Salah satu unsur utama tindak pidana yang bersifat
objektif adalah sifat melawan hukum. Hal ini dikaitkan pada asas legalitas yang
tersirat pada pasal 1 KUHP. Dalam Bahasa Belanda sifat melawan hukum adalah wederrechtelijk (weder = bertentangan
dengan, melawan; recht = hukum). Arti istilah bersifat melawan hukum itu
terdapat tiga pendirian:
a)
bertentangan dengan hukum
(Simons)
b)
bertentangan dengan hak
(subyektief recht) orang lain
c)
tanpa kewenangan atau tanpa hak,
hal ini tidak perlu bertentangan dengan hukum (H.R).
Unsur melawan hukum ini merupakan
suatu penilaian obyektif terhadap perbuatan, dan bukan terhadap si pembuat.
Dalam bahasa Jerman ini disebut “tatbestandsmaszig”.
Tasbestand disini dalam arti sempit, ialah unsur seluruhnya dari delik
sebagaimana dirumuskan dalam peraturan pidana.

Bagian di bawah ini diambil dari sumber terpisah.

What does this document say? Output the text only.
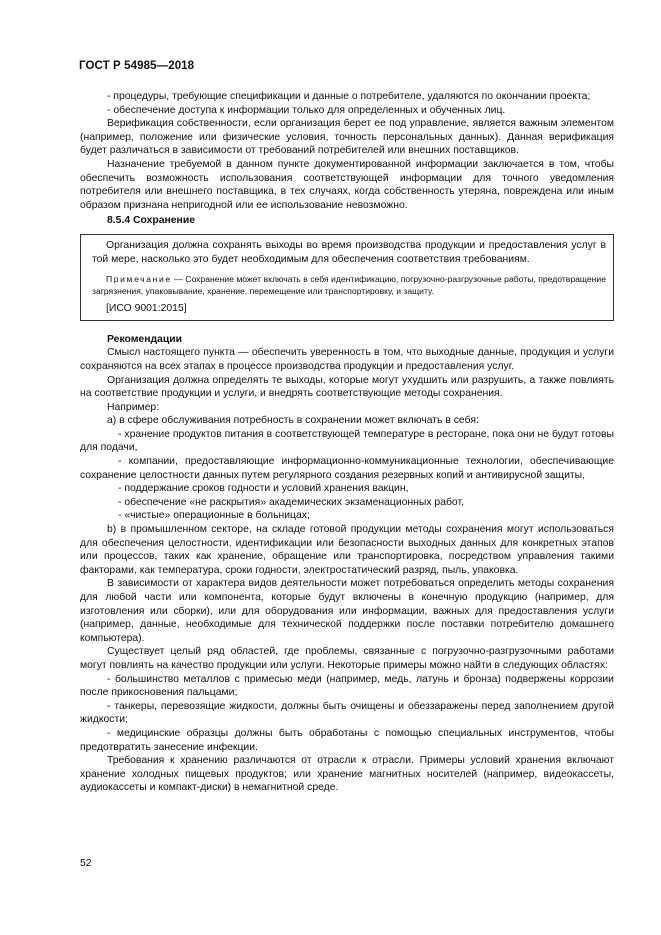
ГОСТ Р 54985—2018

- процедуры, требующие спецификации и данные о потребителе, удаляются по окончании проекта;

- обеспечение доступа к информации только для определенных и обученных лиц.

Верификация собственности, если организация берет ее под управление, является важным элементом (например, положение или физические условия, точность персональных данных). Данная верификация будет различаться в зависимости от требований потребителей или внешних поставщиков.

Назначение требуемой в данном пункте документированной информации заключается в том, чтобы обеспечить возможность использования соответствующей информации для точного уведомления потребителя или внешнего поставщика, в тех случаях, когда собственность утеряна, повреждена или иным образом признана непригодной или ее использование невозможно.

8.5.4 Сохранение

Организация должна сохранять выходы во время производства продукции и предоставления услуг в той мере, насколько это будет необходимым для обеспечения соответствия требованиям.

Примечание — Сохранение может включать в себя идентификацию, погрузочно-разгрузочные работы, предотвращение загрязнения, упаковывание, хранение, перемещение или транспортировку, и защиту.
[ИСО 9001:2015]
Рекомендации

Смысл настоящего пункта — обеспечить уверенность в том, что выходные данные, продукция и услуги сохраняются на всех этапах в процессе производства продукции и предоставления услуг.

Организация должна определять те выходы, которые могут ухудшить или разрушить, а также повлиять на соответствие продукции и услуги, и внедрять соответствующие методы сохранения.

Например:

а) в сфере обслуживания потребность в сохранении может включать в себя:

- хранение продуктов питания в соответствующей температуре в ресторане, пока они не будут готовы для подачи,

- компании, предоставляющие информационно-коммуникационные технологии, обеспечивающие сохранение целостности данных путем регулярного создания резервных копий и антивирусной защиты,

- поддержание сроков годности и условий хранения вакцин,

- обеспечение «не раскрытия» академических экзаменационных работ,

- «чистые» операционные в больницах;

b) в промышленном секторе, на складе готовой продукции методы сохранения могут использоваться для обеспечения целостности, идентификации или безопасности выходных данных для конкретных этапов или процессов, таких как хранение, обращение или транспортировка, посредством управления такими факторами, как температура, сроки годности, электростатический разряд, пыль, упаковка.

В зависимости от характера видов деятельности может потребоваться определить методы сохранения для любой части или компонента, которые будут включены в конечную продукцию (например, для изготовления или сборки), или для оборудования или информации, важных для предоставления услуги (например, данные, необходимые для технической поддержки после поставки потребителю домашнего компьютера).

Существует целый ряд областей, где проблемы, связанные с погрузочно-разгрузочными работами могут повлиять на качество продукции или услуги. Некоторые примеры можно найти в следующих областях:

- большинство металлов с примесью меди (например, медь, латунь и бронза) подвержены коррозии после прикосновения пальцами;

- танкеры, перевозящие жидкости, должны быть очищены и обеззаражены перед заполнением другой жидкости;

- медицинские образцы должны быть обработаны с помощью специальных инструментов, чтобы предотвратить занесение инфекции.

Требования к хранению различаются от отрасли к отрасли. Примеры условий хранения включают хранение холодных пищевых продуктов; или хранение магнитных носителей (например, видеокассеты, аудиокассеты и компакт-диски) в немагнитной среде.

52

Tasbestand dalam arti sempit ini terdiri atas tasbestand mer male, ialah masing-masing unsur dari rumusan delik.
Pengecualian atas tasbestand mer male, dapat dikecualikan
atas perbuatan yang memenuhi rumusan delik (tatbestandsmaszig) itu tidak
senantiasa bersifat melawan hukum, sebab mungkin ada hal yang menghilangkan
sifat melawan hukumnya perbuatan tersebut. Misalnya dalam melaksanakan perintah
undang-undang (ps. 50 KUHP).
Pengertian lain
yang disebutkan dalam KUHP untuk memberikan pengertian terhadap sifat melawan
hukum ini adalah dengan menyebutnya sebagai “tanpa hak” atau “tidak berhak”
atau “tanpa wenang”.
2.2.1. Pembagian Ajaran Sifat Melawan Hukum.
Di dalam buku Asas-Asas Hukum Pidana, Moeljatno membagi ajaran sifat
melawan hukum menjadi dua yaitu :
1)
Sifat melawan hukum formil.
Suatu perbuatan itu bersifat melawan hukum, apabila perbuatan diancam
pidana dan dirumuskan sebagai suatu delik dalam undang-undang; sedang sifat
melawan hukumnya perbuatan itu dapat hapus, hanya berdasarkan suatu ketentuan
undang-undang. Jadi menurut ajaran ini melawan hukum sama dengan melawan atau
bertentangan dengan undang-undang (hukum tertulis).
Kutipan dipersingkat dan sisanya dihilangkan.